No one I know would admit to being a pessimist. People tend to view themselves as generally optimistic about their own lives (even as they may feel everyone else’s is falling apart). A small handful may tell you they’re not pessimistic exactly. More like realistic. Non-delusional.
Okay, but here’s a true indicator that generally, I belong completely to the band of optimists out there:
Perhaps you may remember that my purse rolled out of my backpack, most likely on the flight from Milan to Paris. That was Monday. Four days later I still have not cancelled my credit cards.
(If the finder of the purse and cards and licenses googled my name and came across this blog – let me assure you, there is a reward for a prompt return of everything. If you’re thinking you can use the cards – don’t go there. That plasma screen TV is not worth it. The New York Times reported that money and in general, the acquisition of consumer goods do not bring happiness. Returning missing goods, on the other hand, does bring happiness. The NYTimes did not say that, but I know. When I was 8, I returned $40 dollars that I found on the ice skating rink of Rockefeller Center. I still feel really pleased when I think about it.)

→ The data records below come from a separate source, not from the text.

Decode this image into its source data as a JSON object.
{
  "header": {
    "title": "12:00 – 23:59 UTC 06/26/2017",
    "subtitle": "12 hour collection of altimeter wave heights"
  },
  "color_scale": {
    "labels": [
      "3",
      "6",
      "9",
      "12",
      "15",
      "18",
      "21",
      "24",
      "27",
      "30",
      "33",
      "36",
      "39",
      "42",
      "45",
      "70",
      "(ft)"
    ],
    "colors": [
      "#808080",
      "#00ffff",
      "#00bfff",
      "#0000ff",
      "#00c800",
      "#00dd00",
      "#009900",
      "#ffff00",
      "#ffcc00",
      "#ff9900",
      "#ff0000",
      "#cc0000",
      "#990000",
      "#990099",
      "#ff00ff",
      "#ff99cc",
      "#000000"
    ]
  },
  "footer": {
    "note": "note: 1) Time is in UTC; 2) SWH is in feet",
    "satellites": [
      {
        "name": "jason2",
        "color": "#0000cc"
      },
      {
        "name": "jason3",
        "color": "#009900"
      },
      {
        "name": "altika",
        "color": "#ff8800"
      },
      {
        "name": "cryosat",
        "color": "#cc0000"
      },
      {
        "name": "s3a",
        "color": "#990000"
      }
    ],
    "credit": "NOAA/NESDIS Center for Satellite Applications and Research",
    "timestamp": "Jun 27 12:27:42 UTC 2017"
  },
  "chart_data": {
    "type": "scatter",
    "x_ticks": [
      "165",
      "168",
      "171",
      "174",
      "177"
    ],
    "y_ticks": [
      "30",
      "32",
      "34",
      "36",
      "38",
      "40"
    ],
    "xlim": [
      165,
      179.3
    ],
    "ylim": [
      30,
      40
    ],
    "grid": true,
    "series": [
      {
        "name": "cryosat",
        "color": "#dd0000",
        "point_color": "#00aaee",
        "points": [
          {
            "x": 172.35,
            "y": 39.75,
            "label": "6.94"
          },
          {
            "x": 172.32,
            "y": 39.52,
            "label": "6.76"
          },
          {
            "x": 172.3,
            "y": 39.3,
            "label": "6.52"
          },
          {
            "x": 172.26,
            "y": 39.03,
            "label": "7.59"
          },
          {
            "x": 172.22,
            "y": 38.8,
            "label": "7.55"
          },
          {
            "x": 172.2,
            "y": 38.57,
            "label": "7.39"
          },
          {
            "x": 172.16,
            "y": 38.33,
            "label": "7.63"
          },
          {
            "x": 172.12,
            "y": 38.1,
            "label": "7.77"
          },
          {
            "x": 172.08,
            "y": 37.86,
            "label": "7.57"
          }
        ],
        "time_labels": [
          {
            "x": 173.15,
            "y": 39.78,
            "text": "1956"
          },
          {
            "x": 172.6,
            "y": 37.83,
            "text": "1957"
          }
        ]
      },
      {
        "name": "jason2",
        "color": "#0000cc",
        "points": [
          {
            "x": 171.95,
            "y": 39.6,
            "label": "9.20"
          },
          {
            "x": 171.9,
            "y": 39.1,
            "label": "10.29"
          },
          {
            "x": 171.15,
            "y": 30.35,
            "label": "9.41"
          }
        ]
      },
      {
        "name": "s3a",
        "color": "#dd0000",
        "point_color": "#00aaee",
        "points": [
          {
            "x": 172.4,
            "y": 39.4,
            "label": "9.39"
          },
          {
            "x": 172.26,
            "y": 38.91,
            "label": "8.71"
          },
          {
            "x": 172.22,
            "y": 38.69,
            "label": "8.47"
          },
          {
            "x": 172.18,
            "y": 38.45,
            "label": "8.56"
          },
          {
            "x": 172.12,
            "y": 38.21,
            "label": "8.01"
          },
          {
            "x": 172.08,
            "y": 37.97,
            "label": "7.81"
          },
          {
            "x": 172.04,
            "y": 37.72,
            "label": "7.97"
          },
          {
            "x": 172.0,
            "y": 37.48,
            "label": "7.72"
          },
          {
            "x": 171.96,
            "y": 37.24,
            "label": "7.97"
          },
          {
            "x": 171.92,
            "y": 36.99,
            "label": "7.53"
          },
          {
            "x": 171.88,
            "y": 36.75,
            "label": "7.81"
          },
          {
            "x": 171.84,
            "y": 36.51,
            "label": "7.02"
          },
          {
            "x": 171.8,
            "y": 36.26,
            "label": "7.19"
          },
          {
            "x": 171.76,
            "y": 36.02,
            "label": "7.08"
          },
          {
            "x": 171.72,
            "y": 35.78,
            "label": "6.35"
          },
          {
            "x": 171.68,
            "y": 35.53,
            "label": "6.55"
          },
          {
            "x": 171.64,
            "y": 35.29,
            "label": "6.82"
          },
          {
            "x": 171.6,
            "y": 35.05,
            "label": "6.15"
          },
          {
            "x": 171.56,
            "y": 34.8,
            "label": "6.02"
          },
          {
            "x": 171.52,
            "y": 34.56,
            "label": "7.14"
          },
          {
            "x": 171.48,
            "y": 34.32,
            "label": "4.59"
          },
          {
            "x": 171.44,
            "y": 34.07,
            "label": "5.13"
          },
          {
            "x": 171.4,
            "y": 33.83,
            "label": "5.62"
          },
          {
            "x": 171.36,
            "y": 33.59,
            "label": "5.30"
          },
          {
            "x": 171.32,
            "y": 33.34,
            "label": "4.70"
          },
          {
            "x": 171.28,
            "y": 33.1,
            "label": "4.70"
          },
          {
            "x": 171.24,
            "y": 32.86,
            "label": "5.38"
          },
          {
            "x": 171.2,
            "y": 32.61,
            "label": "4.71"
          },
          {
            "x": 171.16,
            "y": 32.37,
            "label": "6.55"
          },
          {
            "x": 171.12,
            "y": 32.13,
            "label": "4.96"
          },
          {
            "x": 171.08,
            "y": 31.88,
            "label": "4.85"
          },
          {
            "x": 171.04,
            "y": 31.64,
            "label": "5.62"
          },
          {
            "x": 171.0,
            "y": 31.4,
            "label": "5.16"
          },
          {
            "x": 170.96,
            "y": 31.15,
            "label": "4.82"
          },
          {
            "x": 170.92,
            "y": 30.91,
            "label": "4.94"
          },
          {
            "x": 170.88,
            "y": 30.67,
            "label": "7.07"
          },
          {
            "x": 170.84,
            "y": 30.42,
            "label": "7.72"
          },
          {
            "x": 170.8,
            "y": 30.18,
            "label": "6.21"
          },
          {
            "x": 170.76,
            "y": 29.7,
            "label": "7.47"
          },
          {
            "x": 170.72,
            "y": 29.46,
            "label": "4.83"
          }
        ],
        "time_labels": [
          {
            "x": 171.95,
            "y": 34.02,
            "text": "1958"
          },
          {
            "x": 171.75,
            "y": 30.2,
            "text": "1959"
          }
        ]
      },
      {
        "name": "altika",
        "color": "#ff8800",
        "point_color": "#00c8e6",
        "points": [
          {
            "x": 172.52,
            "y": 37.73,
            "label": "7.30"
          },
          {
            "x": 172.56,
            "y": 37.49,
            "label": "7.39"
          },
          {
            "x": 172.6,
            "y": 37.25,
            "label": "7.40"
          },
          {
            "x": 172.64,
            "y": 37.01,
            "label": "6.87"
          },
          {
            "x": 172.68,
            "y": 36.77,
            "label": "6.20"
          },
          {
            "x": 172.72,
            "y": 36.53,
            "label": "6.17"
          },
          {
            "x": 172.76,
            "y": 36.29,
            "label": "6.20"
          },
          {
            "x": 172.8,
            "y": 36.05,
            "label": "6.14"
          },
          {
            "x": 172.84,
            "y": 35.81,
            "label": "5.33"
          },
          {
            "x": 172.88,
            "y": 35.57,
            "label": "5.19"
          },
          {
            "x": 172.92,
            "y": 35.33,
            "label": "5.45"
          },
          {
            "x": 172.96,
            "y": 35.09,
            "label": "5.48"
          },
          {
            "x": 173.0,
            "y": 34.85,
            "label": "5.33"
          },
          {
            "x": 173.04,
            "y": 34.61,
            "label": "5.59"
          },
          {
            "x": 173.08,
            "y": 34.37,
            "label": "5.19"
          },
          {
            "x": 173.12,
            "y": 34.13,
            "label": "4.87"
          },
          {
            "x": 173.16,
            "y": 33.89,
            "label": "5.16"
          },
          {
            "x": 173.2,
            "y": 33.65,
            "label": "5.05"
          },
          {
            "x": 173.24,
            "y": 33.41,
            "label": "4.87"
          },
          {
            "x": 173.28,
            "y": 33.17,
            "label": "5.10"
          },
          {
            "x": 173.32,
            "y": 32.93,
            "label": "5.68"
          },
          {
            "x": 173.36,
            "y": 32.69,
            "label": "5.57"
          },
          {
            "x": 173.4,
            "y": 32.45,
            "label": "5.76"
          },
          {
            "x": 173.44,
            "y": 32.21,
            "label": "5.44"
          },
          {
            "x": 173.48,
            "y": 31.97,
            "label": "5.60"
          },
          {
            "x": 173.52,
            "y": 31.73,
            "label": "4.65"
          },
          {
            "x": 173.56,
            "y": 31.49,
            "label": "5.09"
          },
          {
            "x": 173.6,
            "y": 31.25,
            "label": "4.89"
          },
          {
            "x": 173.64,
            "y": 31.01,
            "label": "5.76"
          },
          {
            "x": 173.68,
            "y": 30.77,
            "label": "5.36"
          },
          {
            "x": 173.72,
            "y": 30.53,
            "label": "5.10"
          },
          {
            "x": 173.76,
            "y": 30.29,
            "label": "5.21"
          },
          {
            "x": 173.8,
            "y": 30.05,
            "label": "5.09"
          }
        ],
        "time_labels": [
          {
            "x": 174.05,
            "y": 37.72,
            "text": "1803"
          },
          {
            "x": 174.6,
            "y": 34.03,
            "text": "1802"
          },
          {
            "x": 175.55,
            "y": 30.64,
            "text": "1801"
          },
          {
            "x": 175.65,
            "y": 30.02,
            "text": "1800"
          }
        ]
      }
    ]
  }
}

Why am I holding out (on canceling the credit cards)? Because I believe in the eventual return of the missing bag.
(I did buy a new bus pass. I can’t live without transportation. Though I did not yet get a new driver’s license. I can live without driving.)
So, yes, the jonquils will recover from the overnight snow cover, and yes, the tulip will release it’s tight hold and bloom its heart away for us.
At the core, I'd say I'm an optimist.